Hassan Rouhani, qui sera inauguré dimanche 4 août et qui a fait le geste inédit depuis 1979 d'envoyer des invitations à tous les pays occidentaux en geste d'ouverture, devra faire face aux plus conservateurs en Iran. Ces derniers protestent déjà contre la présence de l'ancien président Réformateur Mohammad Khatami à l'inauguration. Si l'objectif du Congrès américain est la résolution pacifique du conflit sur le programme nucléaire - chose qui est remise en question par de nombreux législateurs iraniens, des membres des Gardiens de la Révolution et le Guide suprême l'Ayatollah Ali Khamenei - ce vote ajoute déjà une pression supplémentaire sur Rouhani qui devra gérer politiquement les forces qui s'opposent à un rapprochement entre l'Iran et l'Occident (principalement les États-Unis).
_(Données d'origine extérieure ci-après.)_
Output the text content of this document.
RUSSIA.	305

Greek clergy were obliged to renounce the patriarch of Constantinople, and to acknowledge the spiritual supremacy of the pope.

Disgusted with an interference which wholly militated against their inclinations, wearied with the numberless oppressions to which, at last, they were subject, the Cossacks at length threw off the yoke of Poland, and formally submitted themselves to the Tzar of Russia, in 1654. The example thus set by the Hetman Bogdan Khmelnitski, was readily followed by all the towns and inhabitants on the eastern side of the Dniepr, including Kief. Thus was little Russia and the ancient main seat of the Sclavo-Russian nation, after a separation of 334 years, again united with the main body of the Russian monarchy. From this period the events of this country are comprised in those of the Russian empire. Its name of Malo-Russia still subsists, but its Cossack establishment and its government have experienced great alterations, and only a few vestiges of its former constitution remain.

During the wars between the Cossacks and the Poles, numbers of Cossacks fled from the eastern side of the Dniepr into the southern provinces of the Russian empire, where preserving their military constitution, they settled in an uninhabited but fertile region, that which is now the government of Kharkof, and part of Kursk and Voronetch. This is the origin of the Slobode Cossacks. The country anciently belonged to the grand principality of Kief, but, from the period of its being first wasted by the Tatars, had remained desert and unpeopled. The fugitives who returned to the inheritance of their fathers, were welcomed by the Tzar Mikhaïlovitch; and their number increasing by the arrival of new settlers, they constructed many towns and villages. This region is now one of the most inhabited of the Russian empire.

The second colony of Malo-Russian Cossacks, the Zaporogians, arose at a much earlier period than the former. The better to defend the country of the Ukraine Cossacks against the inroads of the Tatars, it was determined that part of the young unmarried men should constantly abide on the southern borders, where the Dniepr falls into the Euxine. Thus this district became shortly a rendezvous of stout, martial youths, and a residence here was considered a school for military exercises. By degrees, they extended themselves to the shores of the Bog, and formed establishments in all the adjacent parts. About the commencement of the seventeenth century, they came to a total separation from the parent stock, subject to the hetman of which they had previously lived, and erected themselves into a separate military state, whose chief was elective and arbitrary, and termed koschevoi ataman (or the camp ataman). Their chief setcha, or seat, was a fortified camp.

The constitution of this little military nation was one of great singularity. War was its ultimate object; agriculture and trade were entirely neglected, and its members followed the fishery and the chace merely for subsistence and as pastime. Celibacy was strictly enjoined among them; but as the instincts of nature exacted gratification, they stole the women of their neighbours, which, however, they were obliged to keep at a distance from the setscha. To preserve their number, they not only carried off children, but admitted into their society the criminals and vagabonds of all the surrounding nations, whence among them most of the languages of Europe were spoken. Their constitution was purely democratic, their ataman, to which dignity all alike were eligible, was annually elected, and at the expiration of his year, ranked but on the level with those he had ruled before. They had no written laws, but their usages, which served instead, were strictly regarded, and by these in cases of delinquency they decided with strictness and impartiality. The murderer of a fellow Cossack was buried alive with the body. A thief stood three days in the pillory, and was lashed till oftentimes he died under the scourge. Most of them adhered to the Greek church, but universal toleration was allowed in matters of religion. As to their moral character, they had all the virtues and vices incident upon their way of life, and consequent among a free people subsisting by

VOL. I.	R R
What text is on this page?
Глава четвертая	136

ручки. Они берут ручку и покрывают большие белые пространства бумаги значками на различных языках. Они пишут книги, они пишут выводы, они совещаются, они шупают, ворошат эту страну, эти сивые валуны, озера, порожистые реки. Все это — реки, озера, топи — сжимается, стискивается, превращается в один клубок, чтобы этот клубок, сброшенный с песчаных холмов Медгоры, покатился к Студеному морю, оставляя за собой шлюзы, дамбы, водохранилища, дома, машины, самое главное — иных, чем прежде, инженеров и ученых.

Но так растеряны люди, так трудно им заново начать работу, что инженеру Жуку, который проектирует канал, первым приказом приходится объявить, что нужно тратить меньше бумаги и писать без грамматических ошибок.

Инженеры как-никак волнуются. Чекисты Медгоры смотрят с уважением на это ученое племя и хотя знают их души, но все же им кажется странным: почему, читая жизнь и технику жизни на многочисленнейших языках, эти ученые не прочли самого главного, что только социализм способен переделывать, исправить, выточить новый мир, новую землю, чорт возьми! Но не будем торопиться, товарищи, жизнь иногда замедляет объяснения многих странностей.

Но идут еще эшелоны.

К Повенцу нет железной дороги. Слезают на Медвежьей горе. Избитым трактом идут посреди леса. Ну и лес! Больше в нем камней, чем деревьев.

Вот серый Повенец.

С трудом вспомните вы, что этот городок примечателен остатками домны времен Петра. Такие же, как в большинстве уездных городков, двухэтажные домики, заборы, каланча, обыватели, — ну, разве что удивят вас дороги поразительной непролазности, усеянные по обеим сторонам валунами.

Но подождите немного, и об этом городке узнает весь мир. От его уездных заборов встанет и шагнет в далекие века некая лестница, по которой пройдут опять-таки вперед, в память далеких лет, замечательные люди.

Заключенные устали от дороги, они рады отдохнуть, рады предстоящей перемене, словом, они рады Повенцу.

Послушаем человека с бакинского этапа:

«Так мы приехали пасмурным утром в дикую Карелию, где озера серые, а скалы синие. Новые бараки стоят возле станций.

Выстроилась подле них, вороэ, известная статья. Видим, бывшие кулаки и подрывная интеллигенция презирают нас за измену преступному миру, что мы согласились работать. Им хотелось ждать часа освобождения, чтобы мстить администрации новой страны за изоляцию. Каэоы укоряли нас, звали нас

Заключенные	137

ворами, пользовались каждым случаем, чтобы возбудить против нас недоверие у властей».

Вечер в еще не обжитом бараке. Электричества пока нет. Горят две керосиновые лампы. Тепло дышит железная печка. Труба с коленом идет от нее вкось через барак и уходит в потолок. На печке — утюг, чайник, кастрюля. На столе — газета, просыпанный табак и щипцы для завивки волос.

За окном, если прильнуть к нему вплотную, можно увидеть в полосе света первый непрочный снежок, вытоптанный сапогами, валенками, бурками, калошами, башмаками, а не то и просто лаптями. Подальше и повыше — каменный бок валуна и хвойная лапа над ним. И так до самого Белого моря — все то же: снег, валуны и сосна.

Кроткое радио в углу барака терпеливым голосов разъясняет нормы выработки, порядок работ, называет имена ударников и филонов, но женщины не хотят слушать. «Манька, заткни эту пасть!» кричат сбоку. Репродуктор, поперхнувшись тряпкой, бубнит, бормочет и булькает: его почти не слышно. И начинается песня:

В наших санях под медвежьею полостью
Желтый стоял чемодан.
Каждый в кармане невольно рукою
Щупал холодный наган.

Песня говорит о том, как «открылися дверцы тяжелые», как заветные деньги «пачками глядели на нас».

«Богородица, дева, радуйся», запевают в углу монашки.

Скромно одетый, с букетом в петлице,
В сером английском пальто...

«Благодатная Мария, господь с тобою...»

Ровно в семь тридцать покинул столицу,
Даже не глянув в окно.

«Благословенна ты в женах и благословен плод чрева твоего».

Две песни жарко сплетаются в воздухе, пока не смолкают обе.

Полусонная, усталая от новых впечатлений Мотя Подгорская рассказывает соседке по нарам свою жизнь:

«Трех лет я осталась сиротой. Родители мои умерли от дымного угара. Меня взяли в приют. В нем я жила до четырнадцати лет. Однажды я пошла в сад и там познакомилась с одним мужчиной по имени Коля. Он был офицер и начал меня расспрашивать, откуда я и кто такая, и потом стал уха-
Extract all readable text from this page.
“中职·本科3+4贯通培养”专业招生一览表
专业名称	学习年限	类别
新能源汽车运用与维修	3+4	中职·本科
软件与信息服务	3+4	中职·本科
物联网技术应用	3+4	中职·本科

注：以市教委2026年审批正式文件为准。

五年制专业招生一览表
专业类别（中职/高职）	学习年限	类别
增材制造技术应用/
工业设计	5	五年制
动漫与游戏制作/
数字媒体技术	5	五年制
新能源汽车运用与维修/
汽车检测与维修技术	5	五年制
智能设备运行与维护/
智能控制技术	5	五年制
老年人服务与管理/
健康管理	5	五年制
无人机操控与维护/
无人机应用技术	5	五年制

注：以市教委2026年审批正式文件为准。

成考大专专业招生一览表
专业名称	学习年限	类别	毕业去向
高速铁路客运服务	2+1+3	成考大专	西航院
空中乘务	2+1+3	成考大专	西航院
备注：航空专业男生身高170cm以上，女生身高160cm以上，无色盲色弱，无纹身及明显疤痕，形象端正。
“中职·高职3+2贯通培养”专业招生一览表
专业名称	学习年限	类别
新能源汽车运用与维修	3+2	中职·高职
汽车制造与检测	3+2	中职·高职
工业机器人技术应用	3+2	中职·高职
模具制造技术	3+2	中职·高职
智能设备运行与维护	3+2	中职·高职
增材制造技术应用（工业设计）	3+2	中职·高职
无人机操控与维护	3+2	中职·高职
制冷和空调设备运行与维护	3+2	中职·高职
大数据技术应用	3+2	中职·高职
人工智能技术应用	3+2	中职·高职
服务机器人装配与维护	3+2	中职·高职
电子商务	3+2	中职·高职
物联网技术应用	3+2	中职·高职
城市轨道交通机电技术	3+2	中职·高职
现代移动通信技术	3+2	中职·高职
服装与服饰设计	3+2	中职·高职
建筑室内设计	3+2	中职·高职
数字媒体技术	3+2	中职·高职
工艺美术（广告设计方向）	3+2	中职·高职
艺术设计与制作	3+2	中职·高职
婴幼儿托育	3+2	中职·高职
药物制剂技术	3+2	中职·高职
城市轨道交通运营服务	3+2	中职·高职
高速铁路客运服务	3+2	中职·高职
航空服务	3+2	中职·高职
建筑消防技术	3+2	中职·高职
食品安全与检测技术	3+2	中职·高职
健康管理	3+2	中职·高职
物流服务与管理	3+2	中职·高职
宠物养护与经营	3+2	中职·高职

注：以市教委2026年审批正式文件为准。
Le président de NIAC, Trita Parsi, rappelle que «comme nous l'avons vu avec l'Irak, les sanctions sont souvent la voie vers la guerre et le leadership du Congrès [américain] doit changer de cap au plus vite pour que la diplomatie soit un succès». Avec ce vote, le message du Congrès américain envoyé à l'Iran n'est pas celui de la volonté d'une résolution diplomatique du conflit, mais plutôt celui d'une dernière opportunité d'imposer des sanctions qui seront plus difficiles à justifier lorsque le président modéré Rouhani sera en place.